Cottingley Shakespeare


I’ve never bought into the argument against Shakespeare of Stratford not authoring the works he is credited for. It doesn’t make any sense. Yet, still reams of academic papers and books are written on the subject, scholars divide themselves into various other camps too numerous to list in detail here (a full list can be found, as with everything, on Wikipedia). (And then there's that film, Anonymous - the less we say about that, the better.)
The argument goes something along the lines of ‘how could one William Shakespeare – the son of a glove-maker, merchant, and once-Mayor-of-Stratford – a man who was illiterate, whose name is spelt in twenty-four different ways at least, and who’d probably never left England, how could this man have been the author of the cornerstone of Western literature?’ The conspiracists conclude that someone of noble birth or standing must’ve been their logical author, because otherwise it wouldn’t make sense. (Really, they can’t stand the idea that someone who wrote that many key works of literature wasn’t born into privilege or wealth).

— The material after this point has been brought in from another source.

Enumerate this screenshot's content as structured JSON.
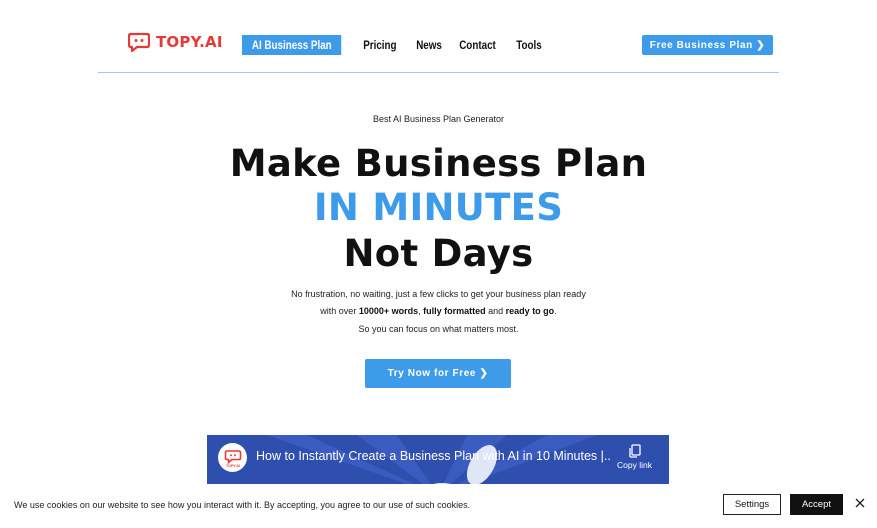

But what each camp doesn’t actually realise, is that all of them – Stratfordians, Baconians, Oxfordians, Marlovians; all of them – agree on the one incontrovertible fact that someone who called themselves ‘Shakespeare’ wrote thirty-seven plays, one-hundred-and-fifty-four sonnets, five narrative poems (and that’s just what we’re certain of). No one is disputing that. All they are disputing is the exact identity of the writer. It’s a bit like the Cottingley Fairies story – in 1917, two girls aged ten and twelve took a series of five photos which proved the existence of fairies. The photos are real, but the fairies aren’t; they’re merely paper-cutouts. By the same token, the fairies are real fairies, albeit paper ones...

The whole debate is silly, really – surely, just as with Spartacus, we’re all Shakespeare in the end?